Macke Co. of Washington, one of the nation's largest vending businesses, filed suit yesterday against a Baltimore bottling firm that it claims secretly and illegally purchased a large block of Macke's stock.

The suit, filed in U.S. District Court for the District of Columbia, seek to stop Allegheny Beverage Corp. from buying more Macke stock and to force Allegheny divest itself in an orderly manner of stock it already has purchased.

Macke charges that Allegheny, a Pepsi-Cola bottler in Baltimore, secretly bought 10 percent of Macke stock with the help of a Canadian brokerage firm without filing proper notices with the Securities and Exchange Commission. Allegheny already owned 4.8 percent of Macke stock, and the alleged new purchases would give it 15 percent control of the company, Macke charged in the lawsuit.

The suit alleges that Allegheny "enbarked upon an unlawful plan, scheme and course of conduct" to take over the vending firm after Macke officials last April rejected Allegheny's proposal to buy out their controlling interest in the company for $10 million.

Allegheny officials couldn't be reached for comment last night.

The Macke suit also alleges that Allegheny spread "misleading and incomplete reports" about the possibility of the takeover, tried to buy Macke shareholders' stock and established a "warehousing system" to acquire Macke stock.
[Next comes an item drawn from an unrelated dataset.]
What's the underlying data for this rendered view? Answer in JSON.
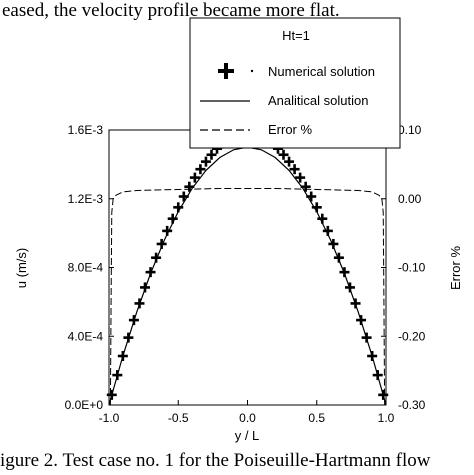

Macke alleges that under that system, the Canadian brokerage firm would buy and hold Macke stock and transfer it to Allegheny when it had controlling interest.

The suit also claims that Allegheny "manipulated the market in Macke stock so as to create the appearance of active and heated trading" which would pressure Macke shareholders to sell their stock at inflated prices.

According to the lawsuit, Allegheny has acquired control of 15 percent of Macke stock, making it the firm's single largest shareholder. Macke alleges that Allegheny failed to disclose this stock acquisition under law or begin a formal tender offer.

The bottler also failed to disclose to Macke shareholders that in 1975 Allegheny was enjoined by a federal judge from violating the antifraud, registration, reporting and proxy laws, the suit alleges.

Macke accused the two firms of placing orders for large blocks of Macke stock with market specialists and then canceling them at the last minute. This would lure other buyers to purchase the stock, they claimed. The Canadian firm then would acquire smaller blocks of about 2,000 to 4,000 shares at prices higher than those in the original order. In this way the two firms caused greater-than-usual market activity surrounding the stock and attracted substantial blocks of Macke stock which ordinarily wouldn't be available, Macke alleged.

To support its allegations, Macke said that both the price and volume of trading of its stock have increased drastically since the alleged scheme began about the beginning of April.

On April 1, Macke said its stock sold for $6.37 a share. The price since has risen and was $11.37 as of June 6. For the nine-week period ended March 28, the trading volume for Macke stock was about 317,000 shares, the suit alleges. In the following nine-week period ending June 6, volume had increased to 663,000 shares, according to the lawsuit.

The suit also alleges that the Canadian broker worked with Dean Witter Reynolds Inc. of New York, Burns, Pauli & Co. Inc. of St. Louis and Bache Halsey Stuart Shields Inc. of New York to acquire Macke stock.